We Teach Kids: Project 180, Day 77.1

While this does not perfectly capture my thinking, it did resonate with me this morning as I was wandering through the Twitterverse. Words matter. What we say or sometimes don’t say has an impact on our young  spirits. And, above all, our words should communicate to our kids that they matter most, not content, not test scores.

Last night, I began another new quarter at Eastern with kids who are just entering the education program. And though my course title is technically “Classroom Management,” I took a new approach last night and changed it, giving it the unofficial-but-better title, “Classroom Culture.” And while it may simply be semantics, success in the classroom is not about managing kids; it’s about creating culture, a culture where kids can thrive and succeed socially , emotionally, and academically. I tell my Eastern students, in a sense, “management” really comes down to how you want kids to feel when they enter your room. And that takes work. It takes an intentional, I-am-going-to-make-you-feel-like-you-matter approach. And that means, content becomes a secondary consideration. Of course, that does not always readily resonate with all my just-entering the program students. Oh, I don’t think it’s that they neither understand nor accept the notion; rather, I think it’s simply that they hadn’t thought of it in those terms before.
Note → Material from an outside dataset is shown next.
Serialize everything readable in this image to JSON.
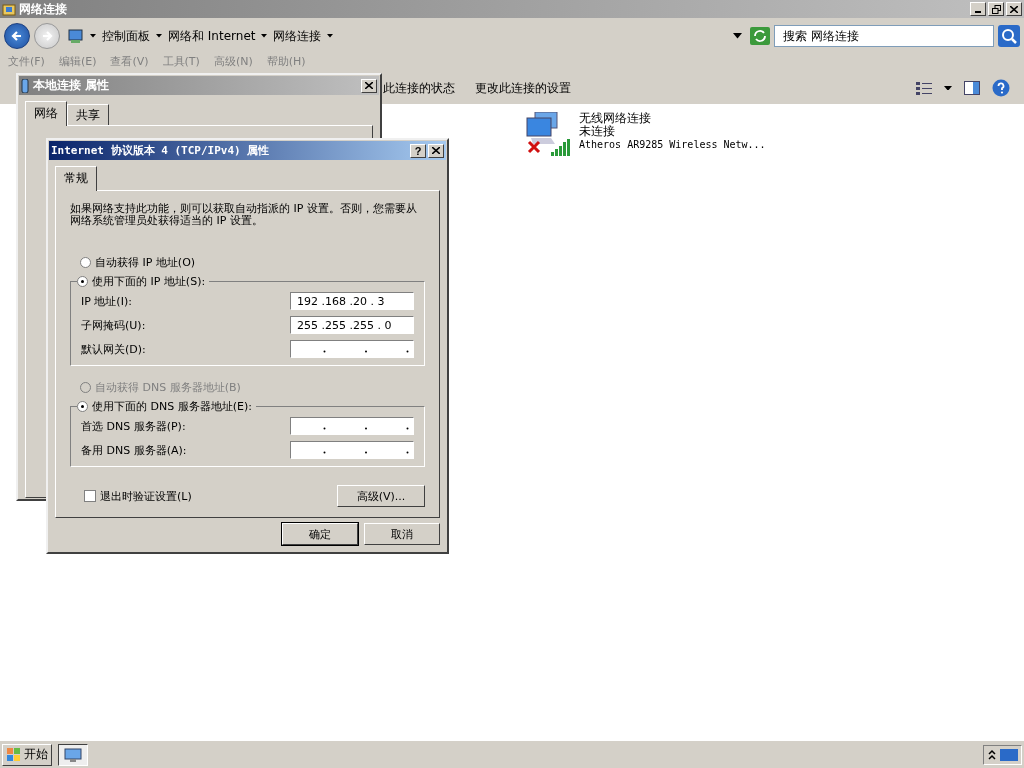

Managing a classroom is an incredibly complex undertaking. It is not as simple as teacher teaches and students learn. Recently I heard the claim that a teacher makes more decisions than a brain surgeon, and while I don’t know if that’s exactly the case, I do make an inestimable number of decisions in my day, and only a fraction of them involve content. Most of them center around the social and emotional development and well-being of my kids. And I get that some think that it shouldn’t be that way, that we should just whip the kids into line and make them learn, that we should set aside the touchy-feely aspects and get down to basics. I get it. But that’s not how it works. Classrooms are cultures, not factories. Kids are people, not products. And the strength of any culture is measured by the disposition of its individuals. As creators of culture, teachers must make kids the priority; the content in a healthy classroom culture will take care of itself. As is often said in ed. circles, “They don’t care how much you know until they know how much you care.” Kids first. Content second. This is the first, key consideration in creating and maintaining a healthy culture in the classroom.

Happy Tuesday, all. 2-hour late start today. For any who are keeping track, I called this day 77.1 because of our cancellation yesterday. Have to make sure I end on 180.